Thanks for all the details @ngotelli, I see the problem now. I was just checking that it plotted 2 different matrices. I'll track down the bug tonight after work.
This fixes everything! The inequality for the fork was incorrect, so it was plotting sim9 for no matter what the algorithm. And I forgot about the row labels, so my test matrix was stripping a column and it looked funny. There is a secondary issue that I will explain in a separate post.

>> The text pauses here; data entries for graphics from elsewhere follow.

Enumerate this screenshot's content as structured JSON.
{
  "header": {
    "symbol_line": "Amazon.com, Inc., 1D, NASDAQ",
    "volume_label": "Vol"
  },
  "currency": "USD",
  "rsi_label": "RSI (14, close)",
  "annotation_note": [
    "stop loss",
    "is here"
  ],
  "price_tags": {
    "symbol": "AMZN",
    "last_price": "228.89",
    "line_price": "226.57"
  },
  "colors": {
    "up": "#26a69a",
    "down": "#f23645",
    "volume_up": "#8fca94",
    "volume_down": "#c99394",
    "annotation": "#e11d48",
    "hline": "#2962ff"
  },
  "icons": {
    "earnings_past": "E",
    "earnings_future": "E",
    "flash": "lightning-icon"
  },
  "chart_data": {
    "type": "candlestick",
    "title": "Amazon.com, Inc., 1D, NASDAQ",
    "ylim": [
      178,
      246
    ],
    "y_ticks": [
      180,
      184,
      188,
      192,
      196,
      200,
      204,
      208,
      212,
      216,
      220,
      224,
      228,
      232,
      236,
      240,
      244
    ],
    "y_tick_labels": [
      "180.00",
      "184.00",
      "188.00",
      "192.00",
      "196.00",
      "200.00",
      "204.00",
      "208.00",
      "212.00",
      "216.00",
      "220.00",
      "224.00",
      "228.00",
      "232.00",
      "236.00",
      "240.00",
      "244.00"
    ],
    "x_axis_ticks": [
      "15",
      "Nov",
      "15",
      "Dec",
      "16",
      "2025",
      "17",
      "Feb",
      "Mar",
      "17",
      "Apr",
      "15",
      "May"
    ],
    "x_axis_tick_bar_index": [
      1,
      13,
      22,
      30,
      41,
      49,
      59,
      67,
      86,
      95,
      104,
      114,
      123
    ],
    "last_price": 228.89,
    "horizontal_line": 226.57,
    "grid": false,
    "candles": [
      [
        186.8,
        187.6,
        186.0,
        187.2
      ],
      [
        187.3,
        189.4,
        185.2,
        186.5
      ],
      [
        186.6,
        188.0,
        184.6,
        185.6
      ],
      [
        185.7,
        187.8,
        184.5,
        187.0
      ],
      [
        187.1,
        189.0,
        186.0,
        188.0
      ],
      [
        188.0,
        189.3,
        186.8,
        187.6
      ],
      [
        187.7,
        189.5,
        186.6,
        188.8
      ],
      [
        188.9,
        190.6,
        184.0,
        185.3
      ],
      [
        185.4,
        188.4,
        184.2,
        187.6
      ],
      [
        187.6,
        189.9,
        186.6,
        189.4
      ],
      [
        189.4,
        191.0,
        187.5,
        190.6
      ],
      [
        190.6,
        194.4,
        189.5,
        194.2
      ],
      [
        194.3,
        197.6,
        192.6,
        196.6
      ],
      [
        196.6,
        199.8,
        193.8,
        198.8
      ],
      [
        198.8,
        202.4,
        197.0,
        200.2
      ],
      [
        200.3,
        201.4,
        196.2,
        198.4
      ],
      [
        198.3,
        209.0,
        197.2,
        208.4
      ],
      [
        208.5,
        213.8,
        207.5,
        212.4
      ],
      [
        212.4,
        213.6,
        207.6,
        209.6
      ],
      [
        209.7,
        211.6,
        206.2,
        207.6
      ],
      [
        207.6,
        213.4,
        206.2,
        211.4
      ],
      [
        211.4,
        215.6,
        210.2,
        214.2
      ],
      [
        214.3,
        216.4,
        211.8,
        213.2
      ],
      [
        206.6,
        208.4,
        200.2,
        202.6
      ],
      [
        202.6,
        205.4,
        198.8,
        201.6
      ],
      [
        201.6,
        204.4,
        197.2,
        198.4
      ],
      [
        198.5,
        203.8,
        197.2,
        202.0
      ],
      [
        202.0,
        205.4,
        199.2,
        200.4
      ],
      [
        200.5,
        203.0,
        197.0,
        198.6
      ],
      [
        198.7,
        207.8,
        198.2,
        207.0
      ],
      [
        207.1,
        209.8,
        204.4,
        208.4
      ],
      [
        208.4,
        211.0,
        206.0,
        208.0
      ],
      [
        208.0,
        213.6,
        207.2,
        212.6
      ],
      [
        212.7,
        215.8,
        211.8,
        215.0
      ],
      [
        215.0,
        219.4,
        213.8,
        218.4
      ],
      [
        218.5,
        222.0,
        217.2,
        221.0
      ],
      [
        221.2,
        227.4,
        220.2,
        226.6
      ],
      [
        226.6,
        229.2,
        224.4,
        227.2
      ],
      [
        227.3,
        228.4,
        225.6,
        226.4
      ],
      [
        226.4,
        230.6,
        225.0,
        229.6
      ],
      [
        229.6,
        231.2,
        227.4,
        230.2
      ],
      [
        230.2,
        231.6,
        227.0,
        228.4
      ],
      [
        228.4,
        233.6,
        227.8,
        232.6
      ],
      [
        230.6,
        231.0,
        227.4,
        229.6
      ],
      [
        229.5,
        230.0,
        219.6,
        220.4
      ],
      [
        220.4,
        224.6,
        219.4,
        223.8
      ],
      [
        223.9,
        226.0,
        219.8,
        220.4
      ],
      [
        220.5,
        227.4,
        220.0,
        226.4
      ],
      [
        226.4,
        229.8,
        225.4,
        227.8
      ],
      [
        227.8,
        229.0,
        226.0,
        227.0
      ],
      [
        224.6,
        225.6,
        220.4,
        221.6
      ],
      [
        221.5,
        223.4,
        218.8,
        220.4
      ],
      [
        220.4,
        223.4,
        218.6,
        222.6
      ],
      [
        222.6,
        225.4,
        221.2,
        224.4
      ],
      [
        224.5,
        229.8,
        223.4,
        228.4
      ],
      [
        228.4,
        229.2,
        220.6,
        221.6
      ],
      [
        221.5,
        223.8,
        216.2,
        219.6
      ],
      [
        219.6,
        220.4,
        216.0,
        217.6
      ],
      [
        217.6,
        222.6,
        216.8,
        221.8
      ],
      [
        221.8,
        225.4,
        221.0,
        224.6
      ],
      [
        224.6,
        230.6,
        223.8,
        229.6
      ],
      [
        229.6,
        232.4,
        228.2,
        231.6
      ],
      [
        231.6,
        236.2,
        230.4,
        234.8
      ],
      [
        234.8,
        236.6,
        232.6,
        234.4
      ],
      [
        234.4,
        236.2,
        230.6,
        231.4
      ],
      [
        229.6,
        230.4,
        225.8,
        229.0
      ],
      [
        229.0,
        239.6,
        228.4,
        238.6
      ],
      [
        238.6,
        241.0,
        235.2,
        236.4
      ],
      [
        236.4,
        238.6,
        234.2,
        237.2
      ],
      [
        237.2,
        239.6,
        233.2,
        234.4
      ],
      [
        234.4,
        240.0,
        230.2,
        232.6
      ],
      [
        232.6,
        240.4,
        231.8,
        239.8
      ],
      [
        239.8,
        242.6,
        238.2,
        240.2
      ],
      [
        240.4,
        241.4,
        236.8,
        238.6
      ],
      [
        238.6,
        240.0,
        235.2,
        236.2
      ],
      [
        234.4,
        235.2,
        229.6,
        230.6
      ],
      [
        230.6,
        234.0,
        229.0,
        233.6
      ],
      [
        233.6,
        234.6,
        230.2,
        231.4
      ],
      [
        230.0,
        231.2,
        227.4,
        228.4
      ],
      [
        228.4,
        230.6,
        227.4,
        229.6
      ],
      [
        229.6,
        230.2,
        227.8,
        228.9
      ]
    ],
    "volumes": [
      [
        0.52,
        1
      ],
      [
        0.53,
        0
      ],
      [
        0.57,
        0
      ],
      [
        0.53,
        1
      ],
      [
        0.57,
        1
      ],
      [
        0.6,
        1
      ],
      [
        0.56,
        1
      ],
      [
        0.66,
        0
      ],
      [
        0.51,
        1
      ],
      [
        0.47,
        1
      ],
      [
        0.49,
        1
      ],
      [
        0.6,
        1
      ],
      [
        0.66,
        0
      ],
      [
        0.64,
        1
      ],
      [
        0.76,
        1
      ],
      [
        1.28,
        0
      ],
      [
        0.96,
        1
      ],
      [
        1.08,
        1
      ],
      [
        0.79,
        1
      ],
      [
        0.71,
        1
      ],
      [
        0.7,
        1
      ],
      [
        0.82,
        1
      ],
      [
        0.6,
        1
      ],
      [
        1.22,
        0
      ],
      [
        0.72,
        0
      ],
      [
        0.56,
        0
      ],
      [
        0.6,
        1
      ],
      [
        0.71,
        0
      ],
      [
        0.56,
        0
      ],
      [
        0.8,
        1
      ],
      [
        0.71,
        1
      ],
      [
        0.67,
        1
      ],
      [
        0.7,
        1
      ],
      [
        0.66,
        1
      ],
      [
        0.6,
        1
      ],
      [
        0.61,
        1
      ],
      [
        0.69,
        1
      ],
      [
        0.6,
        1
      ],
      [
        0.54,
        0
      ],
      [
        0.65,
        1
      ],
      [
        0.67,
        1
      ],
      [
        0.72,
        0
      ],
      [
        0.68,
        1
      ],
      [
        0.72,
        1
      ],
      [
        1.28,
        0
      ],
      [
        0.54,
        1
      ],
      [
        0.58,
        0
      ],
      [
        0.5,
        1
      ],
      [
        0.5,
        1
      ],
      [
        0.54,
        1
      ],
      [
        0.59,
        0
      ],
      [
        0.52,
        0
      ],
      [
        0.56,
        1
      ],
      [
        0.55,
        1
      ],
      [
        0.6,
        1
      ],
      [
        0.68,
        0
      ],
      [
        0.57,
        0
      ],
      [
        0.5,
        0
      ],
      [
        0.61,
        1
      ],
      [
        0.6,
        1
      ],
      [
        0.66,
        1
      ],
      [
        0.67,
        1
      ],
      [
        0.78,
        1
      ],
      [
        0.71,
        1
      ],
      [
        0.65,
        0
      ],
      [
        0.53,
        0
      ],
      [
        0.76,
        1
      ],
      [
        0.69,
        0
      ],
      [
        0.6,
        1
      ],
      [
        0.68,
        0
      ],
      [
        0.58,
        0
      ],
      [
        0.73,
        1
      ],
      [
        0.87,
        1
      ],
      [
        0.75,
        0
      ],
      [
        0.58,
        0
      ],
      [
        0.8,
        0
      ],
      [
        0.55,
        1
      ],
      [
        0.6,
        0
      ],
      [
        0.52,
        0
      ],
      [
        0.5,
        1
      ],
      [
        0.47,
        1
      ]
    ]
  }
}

I will push a change now...
# if(is.na(nullmodObj$burn.in)){ # <- HERE IS THE ERROR
if(nullmodObj$Algorithm!="sim9"){ #<- CORRECTED CODE
Fun.Alg <- get(nullmodObj$Algorithm)
} else {
Fun.Alg <- sim9_single
}
One.Null.Matrix <- Fun.Alg(nullmodObj$Data)
Although the stats look correct for all of the different co-occurrence algorithms, this graph is not. It keeps showing the two data matrices as almost identical, no matter what algorithm is used. Note the contrast with the appearance of the simulated matrix in the Quick Start vignette.